Gill's Exposition of the Entire Bible
And the Lord turned the captivity of Job,.... Not literally, in such sense as Lot's captivity was turned, Genesis 14:12; for Job's person was not seized on and carried away, though his cattle were: nor spiritually, being delivered from the captivity of sin; that had been his case many years ago, when first converted: but it is to be understood of his restoration from afflictions and calamities to a happy state; as of the return of his substance, his health and friends, and especially of his deliverance from Satan, in whose hands he had been some time, and by him distressed both in body and mind. But now his captivity was turned, and he was freed from all his distresses; and even from those which arose from the dealings of God with him, which he was now fully satisfied about; and this was done,
when he prayed for his friends; as he was directed to do. A good man will not only pray for himself, as Job doubtless did, but for others also; for his natural and spiritual friends, yea, for unkind friends, and even for enemies likewise: and the prayer of an upright man is very acceptable to the Lord; and many mercies and blessings come by it; and even prayer for others is profitable to a man's self; and sometimes he soon reaps the benefit of it, as Job now did.
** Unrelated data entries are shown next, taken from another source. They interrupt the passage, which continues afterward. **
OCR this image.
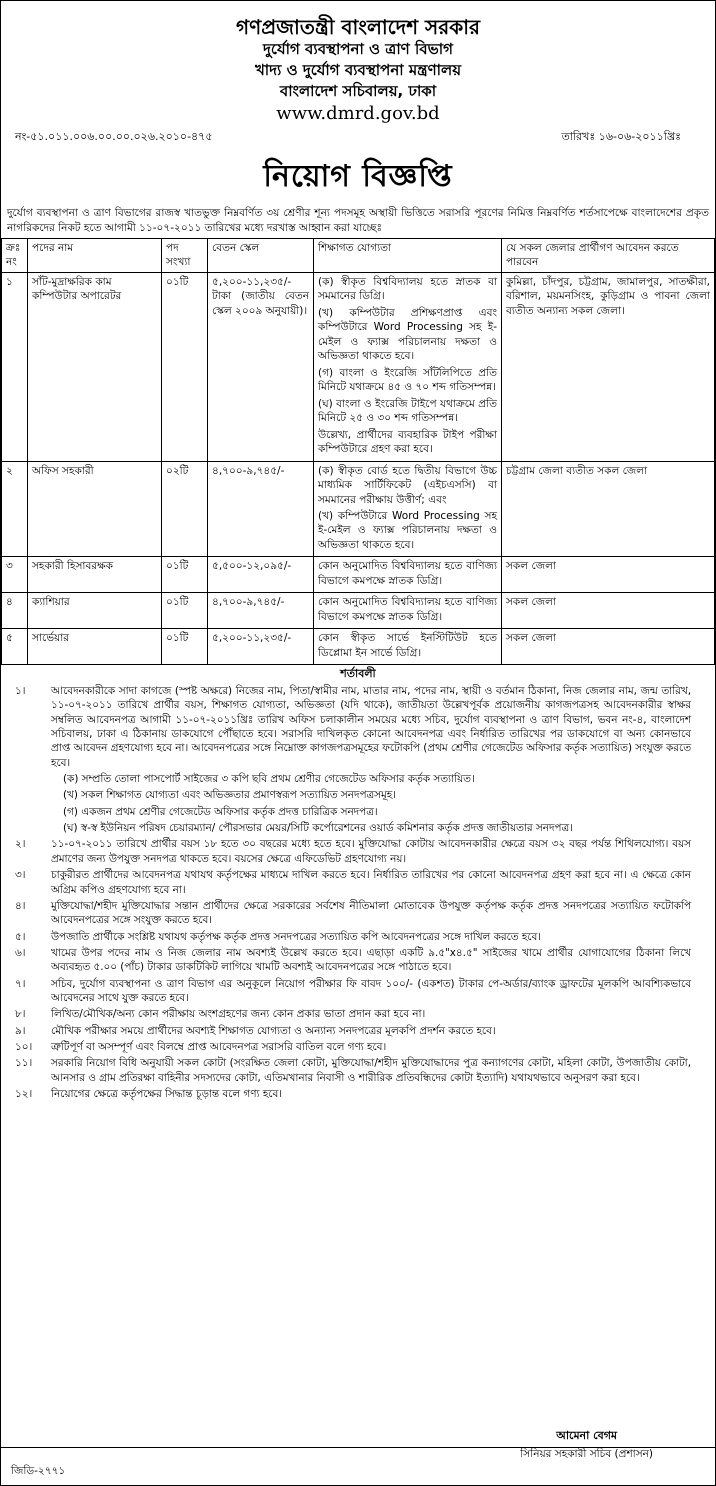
গণপ্রজাতন্ত্রী বাংলাদেশ সরকার
দুর্যোগ ব্যবস্থাপনা ও ত্রাণ বিভাগ
খাদ্য ও দুর্যোগ ব্যবস্থাপনা মন্ত্রণালয়
বাংলাদেশ সচিবালয়, ঢাকা
www.dmrd.gov.bd
নং-৫১.০১১.০০৬.০০.০০.০২৬.২০১০-৪৭৫	তারিখঃ ১৬-০৬-২০১১খ্রিঃ
নিয়োগ বিজ্ঞপ্তি
দুর্যোগ ব্যবস্থাপনা ও ত্রাণ বিভাগের রাজস্ব খাতভুক্ত নিম্নবর্ণিত ৩য় শ্রেণীর শূন্য পদসমূহ অস্থায়ী ভিত্তিতে সরাসরি পূরণের নিমিত্ত নিম্নবর্ণিত শর্তসাপেক্ষে বাংলাদেশের প্রকৃত নাগরিকদের নিকট হতে আগামী ১১-০৭-২০১১ তারিখের মধ্যে দরখাস্ত আহ্বান করা যাচ্ছেঃ
ক্রঃ নং	পদের নাম	পদ সংখ্যা	বেতন স্কেল	শিক্ষাগত যোগ্যতা	যে সকল জেলার প্রার্থীগণ আবেদন করতে পারবেন
১	সাঁট-মুদ্রাক্ষরিক কাম কম্পিউটার অপারেটর	০১টি	৫,২০০-১১,২৩৫/- টাকা (জাতীয় বেতন স্কেল ২০০৯ অনুযায়ী)।	(ক) স্বীকৃত বিশ্ববিদ্যালয় হতে স্নাতক বা সমমানের ডিগ্রি।
(খ) কম্পিউটার প্রশিক্ষণপ্রাপ্ত এবং কম্পিউটারে Word Processing সহ ই-মেইল ও ফ্যাক্স পরিচালনায় দক্ষতা ও অভিজ্ঞতা থাকতে হবে।
(গ) বাংলা ও ইংরেজি সাঁটলিপিতে প্রতি মিনিটে যথাক্রমে ৪৫ ও ৭০ শব্দ গতিসম্পন্ন।
(ঘ) বাংলা ও ইংরেজি টাইপে যথাক্রমে প্রতি মিনিটে ২৫ ও ৩০ শব্দ গতিসম্পন্ন।
উল্লেখ্য, প্রার্থীদের ব্যবহারিক টাইপ পরীক্ষা কম্পিউটারে গ্রহণ করা হবে।	কুমিল্লা, চাঁদপুর, চট্টগ্রাম, জামালপুর, সাতক্ষীরা, বরিশাল, ময়মনসিংহ, কুড়িগ্রাম ও পাবনা জেলা ব্যতীত অন্যান্য সকল জেলা।
২	অফিস সহকারী	০২টি	৪,৭০০-৯,৭৪৫/-	(ক) স্বীকৃত বোর্ড হতে দ্বিতীয় বিভাগে উচ্চ মাধ্যমিক সার্টিফিকেট (এইচএসসি) বা সমমানের পরীক্ষায় উত্তীর্ণ; এবং
(খ) কম্পিউটারে Word Processing সহ ই-মেইল ও ফ্যাক্স পরিচালনায় দক্ষতা ও অভিজ্ঞতা থাকতে হবে।	চট্টগ্রাম জেলা ব্যতীত সকল জেলা
৩	সহকারী হিসাবরক্ষক	০১টি	৫,৫০০-১২,০৯৫/-	কোন অনুমোদিত বিশ্ববিদ্যালয় হতে বাণিজ্য বিভাগে কমপক্ষে স্নাতক ডিগ্রি।	সকল জেলা
৪	ক্যাশিয়ার	০১টি	৪,৭০০-৯,৭৪৫/-	কোন অনুমোদিত বিশ্ববিদ্যালয় হতে বাণিজ্য বিভাগে কমপক্ষে স্নাতক ডিগ্রি।	সকল জেলা
৫	সার্ভেয়ার	০১টি	৫,২০০-১১,২৩৫/-	কোন স্বীকৃত সার্ভে ইনস্টিটিউট হতে ডিপ্লোমা ইন সার্ভে ডিগ্রি।	সকল জেলা
শর্তাবলী
১।	আবেদনকারীকে সাদা কাগজে (স্পষ্ট অক্ষরে) নিজের নাম, পিতা/স্বামীর নাম, মাতার নাম, পদের নাম, স্থায়ী ও বর্তমান ঠিকানা, নিজ জেলার নাম, জন্ম তারিখ, ১১-০৭-২০১১ তারিখে প্রার্থীর বয়স, শিক্ষাগত যোগ্যতা, অভিজ্ঞতা (যদি থাকে), জাতীয়তা উল্লেখপূর্বক প্রয়োজনীয় কাগজপত্রসহ আবেদনকারীর স্বাক্ষর সম্বলিত আবেদনপত্র আগামী ১১-০৭-২০১১খ্রিঃ তারিখ অফিস চলাকালীন সময়ের মধ্যে সচিব, দুর্যোগ ব্যবস্থাপনা ও ত্রাণ বিভাগ, ভবন নং-৪, বাংলাদেশ সচিবালয়, ঢাকা এ ঠিকানায় ডাকযোগে পৌঁছাতে হবে। সরাসরি দাখিলকৃত কোনো আবেদনপত্র এবং নির্ধারিত তারিখের পর ডাকযোগে বা অন্য কোনভাবে প্রাপ্ত আবেদন গ্রহণযোগ্য হবে না। আবেদনপত্রের সঙ্গে নিম্নোক্ত কাগজপত্রসমূহের ফটোকপি (প্রথম শ্রেণীর গেজেটেড অফিসার কর্তৃক সত্যায়িত) সংযুক্ত করতে হবে।
(ক) সম্প্রতি তোলা পাসপোর্ট সাইজের ৩ কপি ছবি প্রথম শ্রেণীর গেজেটেড অফিসার কর্তৃক সত্যায়িত।
(খ) সকল শিক্ষাগত যোগ্যতা এবং অভিজ্ঞতার প্রমাণস্বরূপ সত্যায়িত সনদপত্রসমূহ।
(গ) একজন প্রথম শ্রেণীর গেজেটেড অফিসার কর্তৃক প্রদত্ত চারিত্রিক সনদপত্র।
(ঘ) স্ব-স্ব ইউনিয়ন পরিষদ চেয়ারম্যান/ পৌরসভার মেয়র/সিটি কর্পোরেশনের ওয়ার্ড কমিশনার কর্তৃক প্রদত্ত জাতীয়তার সনদপত্র।
২।	১১-০৭-২০১১ তারিখে প্রার্থীর বয়স ১৮ হতে ৩০ বছরের মধ্যে হতে হবে। মুক্তিযোদ্ধা কোটায় আবেদনকারীর ক্ষেত্রে বয়স ৩২ বছর পর্যন্ত শিথিলযোগ্য। বয়স প্রমাণের জন্য উপযুক্ত সনদপত্র থাকতে হবে। বয়সের ক্ষেত্রে এফিডেভিট গ্রহণযোগ্য নয়।
৩।	চাকুরীরত প্রার্থীদের আবেদনপত্র যথাযথ কর্তৃপক্ষের মাধ্যমে দাখিল করতে হবে। নির্ধারিত তারিখের পর কোনো আবেদনপত্র গ্রহণ করা হবে না। এ ক্ষেত্রে কোন অগ্রিম কপিও গ্রহণযোগ্য হবে না।
৪।	মুক্তিযোদ্ধা/শহীদ মুক্তিযোদ্ধার সন্তান প্রার্থীদের ক্ষেত্রে সরকারের সর্বশেষ নীতিমালা মোতাবেক উপযুক্ত কর্তৃপক্ষ কর্তৃক প্রদত্ত সনদপত্রের সত্যায়িত ফটোকপি আবেদনপত্রের সঙ্গে সংযুক্ত করতে হবে।
৫।	উপজাতি প্রার্থীকে সংশ্লিষ্ট যথাযথ কর্তৃপক্ষ কর্তৃক প্রদত্ত সনদপত্রের সত্যায়িত কপি আবেদনপত্রের সঙ্গে দাখিল করতে হবে।
৬।	খামের উপর পদের নাম ও নিজ জেলার নাম অবশ্যই উল্লেখ করতে হবে। এছাড়া একটি ৯.৫"x৪.৫" সাইজের খামে প্রার্থীর যোগাযোগের ঠিকানা লিখে অব্যবহৃত ৫.০০ (পাঁচ) টাকার ডাকটিকিট লাগিয়ে খামটি অবশ্যই আবেদনপত্রের সঙ্গে পাঠাতে হবে।
৭।	সচিব, দুর্যোগ ব্যবস্থাপনা ও ত্রাণ বিভাগ এর অনুকূলে নিয়োগ পরীক্ষার ফি বাবদ ১০০/- (একশত) টাকার পে-অর্ডার/ব্যাংক ড্রাফটের মূলকপি আবশ্যিকভাবে আবেদনের সাথে যুক্ত করতে হবে।
৮।	লিখিত/মৌখিক/অন্য কোন পরীক্ষায় অংশগ্রহণের জন্য কোন প্রকার ভাতা প্রদান করা হবে না।
৯।	মৌখিক পরীক্ষার সময়ে প্রার্থীদের অবশ্যই শিক্ষাগত যোগ্যতা ও অন্যান্য সনদপত্রের মূলকপি প্রদর্শন করতে হবে।
১০।	ত্রুটিপূর্ণ বা অসম্পূর্ণ এবং বিলম্বে প্রাপ্ত আবেদনপত্র সরাসরি বাতিল বলে গণ্য হবে।
১১।	সরকারি নিয়োগ বিধি অনুযায়ী সকল কোটা (সংরক্ষিত জেলা কোটা, মুক্তিযোদ্ধা/শহীদ মুক্তিযোদ্ধাদের পুত্র কন্যাগণের কোটা, মহিলা কোটা, উপজাতীয় কোটা, আনসার ও গ্রাম প্রতিরক্ষা বাহিনীর সদস্যদের কোটা, এতিমখানার নিবাসী ও শারীরিক প্রতিবন্ধিদের কোটা ইত্যাদি) যথাযথভাবে অনুসরণ করা হবে।
১২।	নিয়োগের ক্ষেত্রে কর্তৃপক্ষের সিদ্ধান্ত চূড়ান্ত বলে গণ্য হবে।
আমেনা বেগম
সিনিয়র সহকারী সচিব (প্রশাসন)
জিডি-২৭৭১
For when and while he was praying, or quickly upon it, there was a turn in his affairs: he presently found himself in better health; his friends came about him, and his substance began to increase; Satan had no more power over him, and the presence of God was with him. All which was of the Lord; and he enjoyed it in the way of prayer, and as the fruit of that;
also the Lord gave Job twice as much as he had before: or added to him double. Which chiefly respects his substance; his cattle, as appears from Job 42:12, and might be true both with respect to things temporal and spiritual. "Double" may denote an abundance, a large measure of good things; see Zechariah 9:12.
Jamieson-Fausset-Brown Bible Commentary
10. turned … captivity—proverbial for restored, or amply indemnified him for all he had lost (Eze 16:53; Ps 14:7; Ho 6:11). Thus the future vindication of man, body and soul, against Satan (Job 1:9-12), at the resurrection (Job 19:25-27), has its earnest and adumbration in the temporal vindication of Job at last by Jehovah in person.
twice—so to the afflicted literal and spiritual Jerusalem (Isa 40:2; 60:7; 61:7; Zec 9:12). As in Job's case, so in that of Jesus Christ, the glorious recompense follows the "intercession" for enemies (Isa 53:12).